Einleitung: Blick zurück und voraus
In unserer Kirche wird heute über den Abschnitt aus Johannes 15, am Ende Vers 26 bis Kapitel 16, Vers 4, gepredigt. Es ist die doppelte Blickrichtung dieses Sonntags ex audi: zurück auf die Himmelfahrt und vorwärts auf die Ausgießung des Geistes über die Jünger Jesu.
Jesus sagt in seinen Abschiedsreden: „Wenn aber der Beistand kommen wird, der Tröster“ – so hieß es früher im alten Luthertext – „den ich euch vom Vater senden werde, den Geist der Wahrheit, der vom Vater ausgeht, der wird Zeugnis für mich ablegen.“
Er fügt hinzu: „Und auch ihr seid meine Zeugen, denn ihr seid von Anfang an bei mir gewesen.“ Das habe ich euch gesagt, damit ihr nicht abfallt. Früher hieß es: „damit ihr nicht Ärgernis nehmt.“ Ich sage Ihnen die alten Worte gern dazu, damit Sie auch die Verbindung zu dem Ihnen vertrauten Wortklang haben.

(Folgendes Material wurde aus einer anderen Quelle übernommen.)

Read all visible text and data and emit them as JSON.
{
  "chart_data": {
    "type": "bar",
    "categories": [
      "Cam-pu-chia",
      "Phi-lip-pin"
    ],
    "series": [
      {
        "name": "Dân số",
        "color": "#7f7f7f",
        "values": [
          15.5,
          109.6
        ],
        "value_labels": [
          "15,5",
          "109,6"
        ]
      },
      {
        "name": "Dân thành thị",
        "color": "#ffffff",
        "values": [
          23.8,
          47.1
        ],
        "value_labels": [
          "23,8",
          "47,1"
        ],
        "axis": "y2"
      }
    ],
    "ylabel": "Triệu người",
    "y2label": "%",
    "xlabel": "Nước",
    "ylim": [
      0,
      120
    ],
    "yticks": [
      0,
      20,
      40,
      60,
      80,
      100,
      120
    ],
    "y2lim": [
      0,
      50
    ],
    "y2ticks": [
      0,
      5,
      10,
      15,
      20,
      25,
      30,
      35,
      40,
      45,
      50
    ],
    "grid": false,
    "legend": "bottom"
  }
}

Jesus fährt fort: „Sie werden euch aus der Synagoge ausstoßen, sie werden euch in den Bann tun“ – so lautete es früher. „Es kommt sogar die Zeit, dass jeder, der euch tötet, meinen wird, Gott damit einen Dienst zu tun.“
Und das werden sie tun, „weil sie weder meinen Vater noch mich erkennen.“ Aber dies habe ich euch gesagt, „damit ihr euch daran erinnert, dass ich es euch gesagt habe, wenn die Zeit kommen wird.“
„Zu Anfang habe ich es euch nicht gesagt, denn ich war bei euch.“
Herr, du musst uns dieses schwere Wort jetzt selber erklären. Amen.
Die Herrschaft Jesu und ihre Herausforderungen
Ich stehe noch ganz unter dem Eindruck des zurückliegenden Himmelfahrtsfestes, das uns immer wieder verborgen bleibt. Jesus ist doch Herr über die ganze Welt. Wenn wir zu ihm Vertrauen haben dürfen, dann macht es uns Not, dass es Rebellen gibt, die sich gegen die Herrschaft Jesu auflehnen. Es gibt andere, die am Thron Jesu gleichsam wackeln wollen und meinen, sie könnten ihn wegschieben.

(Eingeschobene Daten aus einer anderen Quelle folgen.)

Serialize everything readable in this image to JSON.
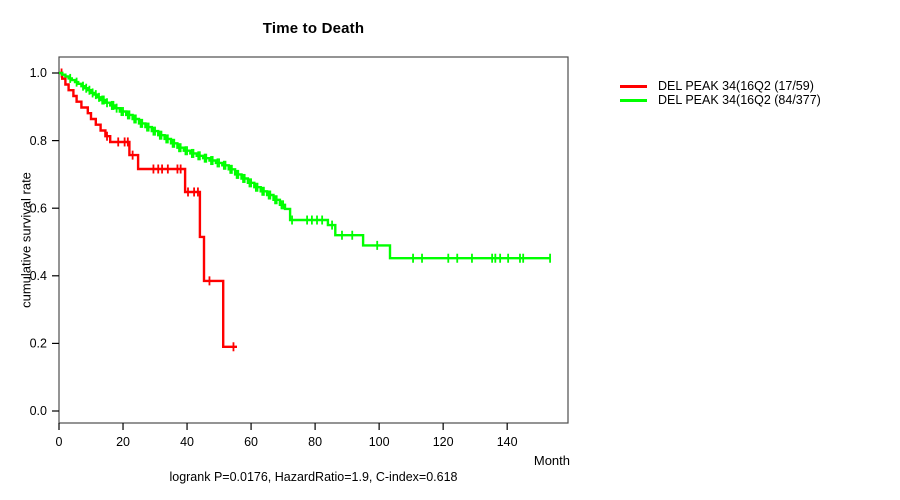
{
  "chart_data": {
    "type": "line",
    "subtype": "kaplan-meier-step",
    "title": "Time to Death",
    "xlabel": "Month",
    "ylabel": "cumulative survival rate",
    "annotation": "logrank P=0.0176, HazardRatio=1.9, C-index=0.618",
    "grid": false,
    "legend_position": "right-outside",
    "x_ticks": [
      0,
      20,
      40,
      60,
      80,
      100,
      120,
      140
    ],
    "y_tick_labels": [
      "0.0",
      "0.2",
      "0.4",
      "0.6",
      "0.8",
      "1.0"
    ],
    "xlim": [
      0,
      159
    ],
    "ylim": [
      0,
      1
    ],
    "series": [
      {
        "name": "DEL PEAK 34(16Q2 (17/59)",
        "color": "#ff0000",
        "points": [
          [
            0,
            1.0
          ],
          [
            1,
            0.983
          ],
          [
            2,
            0.966
          ],
          [
            3,
            0.949
          ],
          [
            4.5,
            0.932
          ],
          [
            5.5,
            0.915
          ],
          [
            7,
            0.898
          ],
          [
            9,
            0.881
          ],
          [
            10,
            0.864
          ],
          [
            11.5,
            0.847
          ],
          [
            13,
            0.83
          ],
          [
            14.5,
            0.813
          ],
          [
            16,
            0.796
          ],
          [
            22,
            0.757
          ],
          [
            24.7,
            0.716
          ],
          [
            39.4,
            0.648
          ],
          [
            44,
            0.515
          ],
          [
            45.3,
            0.385
          ],
          [
            51.3,
            0.19
          ],
          [
            55.6,
            0.19
          ]
        ],
        "censor_times": [
          0.8,
          15,
          18.5,
          20.5,
          21.5,
          23,
          29.5,
          31,
          32.2,
          34,
          37,
          38,
          40.3,
          42.2,
          43.4,
          47,
          54.5
        ]
      },
      {
        "name": "DEL PEAK 34(16Q2 (84/377)",
        "color": "#00ff00",
        "points": [
          [
            0,
            1.0
          ],
          [
            1,
            0.995
          ],
          [
            2,
            0.99
          ],
          [
            3,
            0.984
          ],
          [
            4,
            0.979
          ],
          [
            5,
            0.973
          ],
          [
            6,
            0.968
          ],
          [
            7,
            0.961
          ],
          [
            8,
            0.955
          ],
          [
            9,
            0.949
          ],
          [
            10,
            0.941
          ],
          [
            11,
            0.936
          ],
          [
            12,
            0.928
          ],
          [
            13,
            0.92
          ],
          [
            14.5,
            0.912
          ],
          [
            16,
            0.904
          ],
          [
            17.5,
            0.896
          ],
          [
            19,
            0.886
          ],
          [
            21,
            0.876
          ],
          [
            23,
            0.864
          ],
          [
            25,
            0.851
          ],
          [
            27,
            0.84
          ],
          [
            29,
            0.828
          ],
          [
            31,
            0.816
          ],
          [
            33,
            0.805
          ],
          [
            35,
            0.792
          ],
          [
            37,
            0.779
          ],
          [
            39,
            0.77
          ],
          [
            41,
            0.762
          ],
          [
            43,
            0.755
          ],
          [
            45,
            0.748
          ],
          [
            47,
            0.741
          ],
          [
            49,
            0.734
          ],
          [
            51,
            0.727
          ],
          [
            53,
            0.715
          ],
          [
            55,
            0.7
          ],
          [
            57,
            0.688
          ],
          [
            59,
            0.675
          ],
          [
            61,
            0.662
          ],
          [
            63,
            0.65
          ],
          [
            65,
            0.639
          ],
          [
            67,
            0.625
          ],
          [
            69,
            0.61
          ],
          [
            70.6,
            0.598
          ],
          [
            72.2,
            0.565
          ],
          [
            84,
            0.55
          ],
          [
            86.3,
            0.52
          ],
          [
            95,
            0.49
          ],
          [
            103.4,
            0.452
          ],
          [
            153.5,
            0.452
          ]
        ],
        "censor_times": [
          3.5,
          5.5,
          7.5,
          8.5,
          9.5,
          10.5,
          11.5,
          12.5,
          13.5,
          14,
          15,
          16.5,
          17,
          18,
          19.5,
          20,
          21.5,
          22,
          23.5,
          24,
          25.5,
          26,
          27.5,
          28,
          29.5,
          30,
          31.5,
          32,
          33.5,
          34,
          35.5,
          36,
          37.5,
          38,
          39.5,
          40,
          41.5,
          42,
          43.5,
          44,
          45.5,
          46,
          47.5,
          48,
          49.5,
          50,
          51.5,
          52,
          53.5,
          54,
          55.5,
          56,
          57.5,
          58,
          59.5,
          60,
          61.5,
          62,
          63.5,
          64,
          65.5,
          66,
          67.5,
          68,
          69.5,
          70,
          72.8,
          77.5,
          79,
          80.6,
          82.2,
          85.3,
          88.4,
          91.6,
          99.4,
          110.6,
          113.4,
          121.6,
          124.4,
          129,
          135.3,
          136.3,
          137.8,
          140.3,
          144,
          145,
          153.4
        ]
      }
    ]
  }
}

Man hat gar nicht verstanden, dass so etwas unter uns Christen möglich ist: dass einige meinen, sie seien Christen, aber die Herrschaft Jesu nicht glauben können. Sie denken, Jesus sei seit zweitausend Jahren tot und nur ein ehrwürdiger Mensch mit vielen guten Taten. Dabei vergessen sie, dass er jetzt an der Stelle sitzt, wo alle Macht über die Welt von Gott her ausgeübt wird.
Das ist eine aufregende und befreiende Nachricht für uns alle. Solche Missverständnisse gibt es allerdings. Es gibt nicht nur die Leugnung der Herrschaft Jesu, wie wir sie auch in unseren Tagen finden, sondern auch eine falsche Deutung dieser Herrschaft.
Ich möchte mit Ihnen einmal zurückgehen in die Geschichte.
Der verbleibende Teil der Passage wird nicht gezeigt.